A leaked day-by-day planning grid showed the Prime Minister had hoped to get cabinet agreement on Tuesday, with a vote in the House of Commons on November 27.

The unofficial plan, which was obtained by the BBC, said the government’s narrative would be of “measured success” rather than “champagne corks popping”.

Mrs May was to have told the CBI: “We have delivered on the referendum”, with other ministers making speeches, Commons statements and TV appearances to sell the deal.

However the timetable was frustrated by continued wrangling over an Irish backstop to stop the return of a hard border in the event of a No Deal.

Chief EU negotiator Michel Barnier told Belgian TV the two sides were not yet “close to reaching an agreement”, with the Irish question still “ a real point of divergence”.

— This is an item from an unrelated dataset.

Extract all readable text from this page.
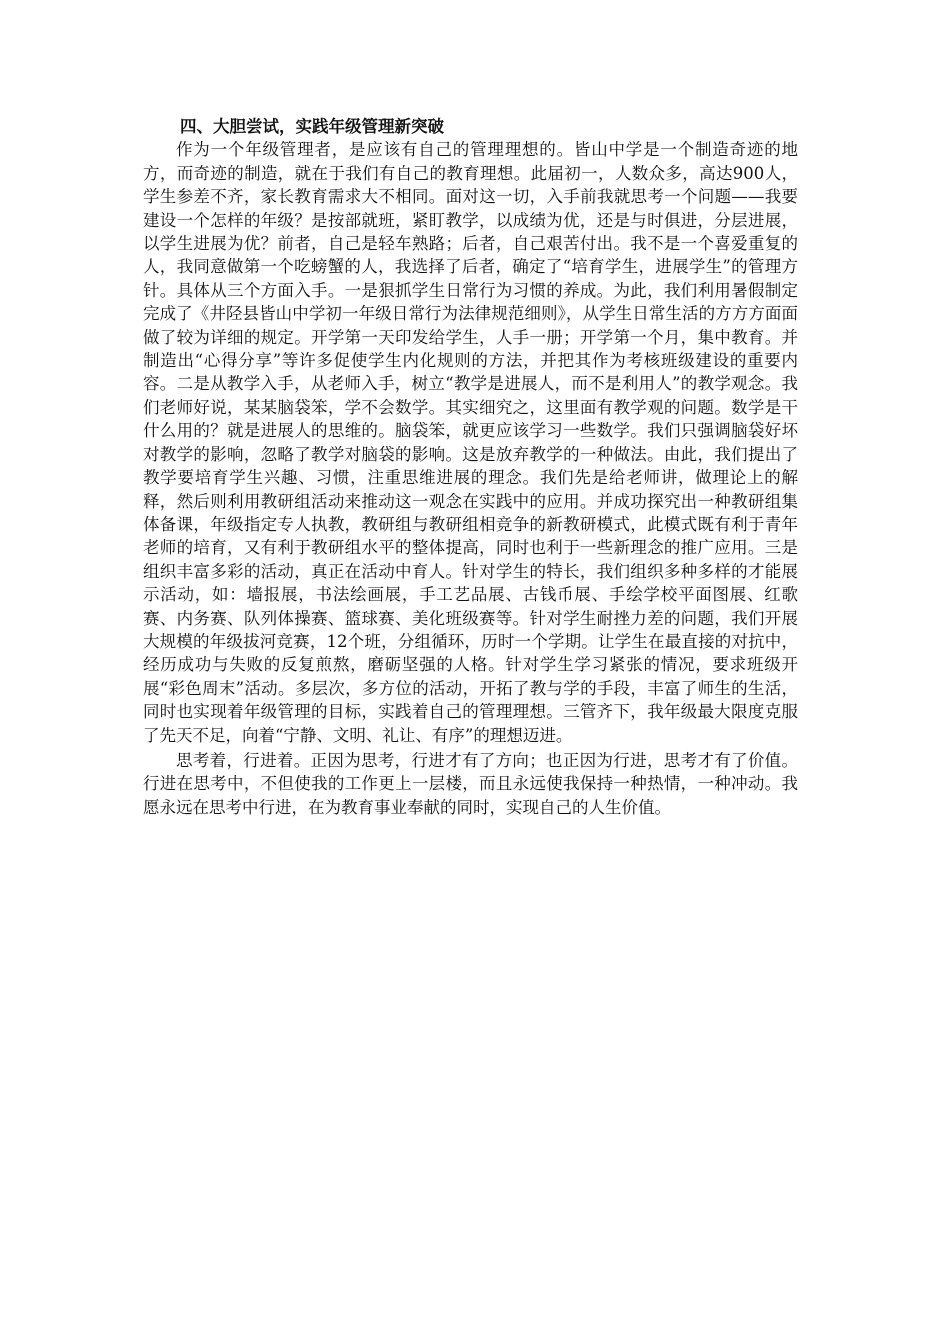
四、大胆尝试，实践年级管理新突破

作为一个年级管理者，是应该有自己的管理理想的。皆山中学是一个制造奇迹的地方，而奇迹的制造，就在于我们有自己的教育理想。此届初一，人数众多，高达900人，学生参差不齐，家长教育需求大不相同。面对这一切，入手前我就思考一个问题——我要建设一个怎样的年级？是按部就班，紧盯教学，以成绩为优，还是与时俱进，分层进展，以学生进展为优？前者，自己是轻车熟路；后者，自己艰苦付出。我不是一个喜爱重复的人，我同意做第一个吃螃蟹的人，我选择了后者，确定了“培育学生，进展学生”的管理方针。具体从三个方面入手。一是狠抓学生日常行为习惯的养成。为此，我们利用暑假制定完成了《井陉县皆山中学初一年级日常行为法律规范细则》，从学生日常生活的方方方面面做了较为详细的规定。开学第一天印发给学生，人手一册；开学第一个月，集中教育。并制造出“心得分享”等许多促使学生内化规则的方法，并把其作为考核班级建设的重要内容。二是从教学入手，从老师入手，树立“教学是进展人，而不是利用人”的教学观念。我们老师好说，某某脑袋笨，学不会数学。其实细究之，这里面有教学观的问题。数学是干什么用的？就是进展人的思维的。脑袋笨，就更应该学习一些数学。我们只强调脑袋好坏对教学的影响，忽略了教学对脑袋的影响。这是放弃教学的一种做法。由此，我们提出了教学要培育学生兴趣、习惯，注重思维进展的理念。我们先是给老师讲，做理论上的解释，然后则利用教研组活动来推动这一观念在实践中的应用。并成功探究出一种教研组集体备课，年级指定专人执教，教研组与教研组相竞争的新教研模式，此模式既有利于青年老师的培育，又有利于教研组水平的整体提高，同时也利于一些新理念的推广应用。三是组织丰富多彩的活动，真正在活动中育人。针对学生的特长，我们组织多种多样的才能展示活动，如：墙报展，书法绘画展，手工艺品展、古钱币展、手绘学校平面图展、红歌赛、内务赛、队列体操赛、篮球赛、美化班级赛等。针对学生耐挫力差的问题，我们开展大规模的年级拔河竞赛，12个班，分组循环，历时一个学期。让学生在最直接的对抗中，经历成功与失败的反复煎熬，磨砺坚强的人格。针对学生学习紧张的情况，要求班级开展“彩色周末”活动。多层次，多方位的活动，开拓了教与学的手段，丰富了师生的生活，同时也实现着年级管理的目标，实践着自己的管理理想。三管齐下，我年级最大限度克服了先天不足，向着“宁静、文明、礼让、有序”的理想迈进。

思考着，行进着。正因为思考，行进才有了方向；也正因为行进，思考才有了价值。行进在思考中，不但使我的工作更上一层楼，而且永远使我保持一种热情，一种冲动。我愿永远在思考中行进，在为教育事业奉献的同时，实现自己的人生价值。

The problems were again debated at Mrs May’s cabinet, as which ministers were told of the imperative of getting a deal by the end of November.

Without one, the government will have to mobilise money and manpower to start rolling out contingency measures needed for a No Deal.

"Everyone saw the difficulties of leaving it longer,” a senior cabinet source told the BBC.

Ministers have been told there may be another cabinet later this week.

After cabinet, Mrs May's spokesman said: "The Prime Minister said she was confident of reaching a deal. She said that, while the UK should aim to secure a withdrawal agreement as soon as possible, this would not be done at any cost


The government denied the leaked plan was official policy.

There was also bad news for Aaron Banks, the millionaire who is being investigated by the National Crime Agency over his bankrolling of the Leave campaign.

His insurance firm and the Leave.EU campaign he supported face fines totalling £135,000 after breaching data laws during and after the referendum by blurring data sets.

The UK Information Commissioner’s Office said more than 1m emails had been sent to Leave.EU subscribers containing marketing for Eldon Instance’s GoSkippy services.

Both firms face fines of £60,000 for the breach between February and July 2017.